How do I prove the following limit without using the derivative.
$$\lim_{n\to\infty}\big(1+1/n\big)^n$$
I have tried using the Binomial theorem but I haven't got too far. I have proved that the limit is between 2 and 3 and that it is convergent. Also if I logaritmate the whole equation I can't get anywhere without applying the derivative. And it doesn't get me anywhere if I try the Epsilon-delta proof.
$$\ln(y) = \ln\left(\lim_{n\to\infty}\big(1+1/n\big)^n\right)$$
On
Let $E(n)=(1+1/n)^n.$ Notice that $$\ln(E(n))=\frac{\ln(1+1/n)}{1/n}.$$ Therefore the limit as $n\to \infty$ of $\ln E(n))$ is $$ \lim_{1/n\to 0} \frac{\ln(1+1/n)-\ln(1)}{1/n} $$ which is the derivative of $\ln(x)$ near $1$ and therefore equals $1$. Using continuity of the natural logarithm, this shows that $$ \ln\lim_{n\to\infty}E(n)=1. $$
Therefore the limit must be $e$ where $e$ is the unique number whose natural log is $1$.

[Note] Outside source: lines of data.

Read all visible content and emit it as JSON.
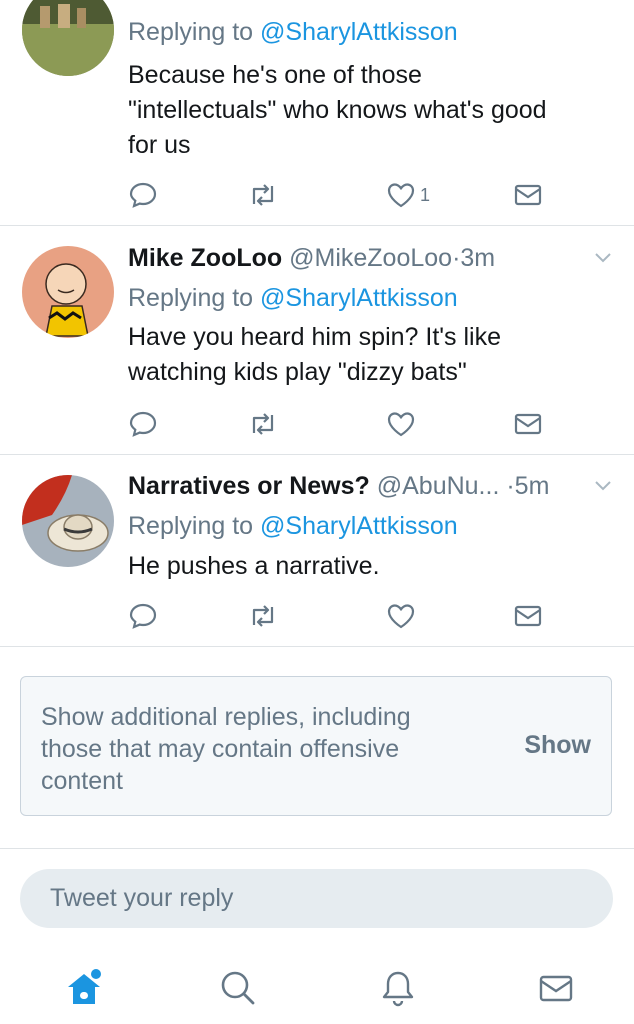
{
  "colors": {
    "accent": "#1b95e0",
    "muted": "#657786",
    "text": "#14171a",
    "border": "#dfe3e6"
  },
  "tweets": [
    {
      "name": "",
      "handle": "",
      "time": "",
      "replying_prefix": "Replying to ",
      "replying_to": "@SharylAttkisson",
      "text": "Because he's one of those \"intellectuals\" who knows what's good for us",
      "like_count": "1",
      "avatar_icon": "landscape-avatar"
    },
    {
      "name": "Mike ZooLoo",
      "handle": "@MikeZooLoo",
      "dot": "·",
      "time": "3m",
      "replying_prefix": "Replying to ",
      "replying_to": "@SharylAttkisson",
      "text": "Have you heard him spin?  It's like watching kids play \"dizzy bats\"",
      "like_count": "",
      "avatar_icon": "charlie-brown-avatar"
    },
    {
      "name": "Narratives or News?",
      "handle": "@AbuNu...",
      "dot": "·",
      "time": "5m",
      "replying_prefix": "Replying to ",
      "replying_to": "@SharylAttkisson",
      "text": "He pushes a narrative.",
      "like_count": "",
      "avatar_icon": "hat-avatar"
    }
  ],
  "action_icons": [
    "reply-icon",
    "retweet-icon",
    "like-icon",
    "dm-icon"
  ],
  "show_more": {
    "text": "Show additional replies, including those that may contain offensive content",
    "button": "Show"
  },
  "reply_box": {
    "placeholder": "Tweet your reply"
  },
  "tabbar": {
    "icons": [
      "home-icon",
      "search-icon",
      "notifications-icon",
      "messages-icon"
    ]
  }
}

What you have written is often taken as the definition of $e$. You know that it converges, and the number it converges to is what we call $e$.
Another formula, useful in approximating $e$ (because it converges quickly), is this one: $$e = \frac{1}{0!} + \frac{1}{1!} + \frac{1}{2!} + \frac{1}{3!} + \cdots = 1 + 1 + \frac{1}{2} + \frac{1}{6}+\cdots$$
To show that this is equal to what you've written, we should start with the binomial theorem. The $k$-th term of $(1+1/n)^n$ is ${n\choose k} n^{-k}$, or $\frac{n(n-1)\cdots(n-k+1)}{k! n^k} = \frac{1\cdot(1-1/n)\cdots(1-(k+1)/n)}{k!}$. If $k$ remains fixed, and $n\to \infty$, this is just $\frac{1}{k!}$.
This is not quite a proof, but it's a good start for comparing the two expressions. Once you know the above power series, you can compute that $e=2.7182818284\ldots$ or whatever you like.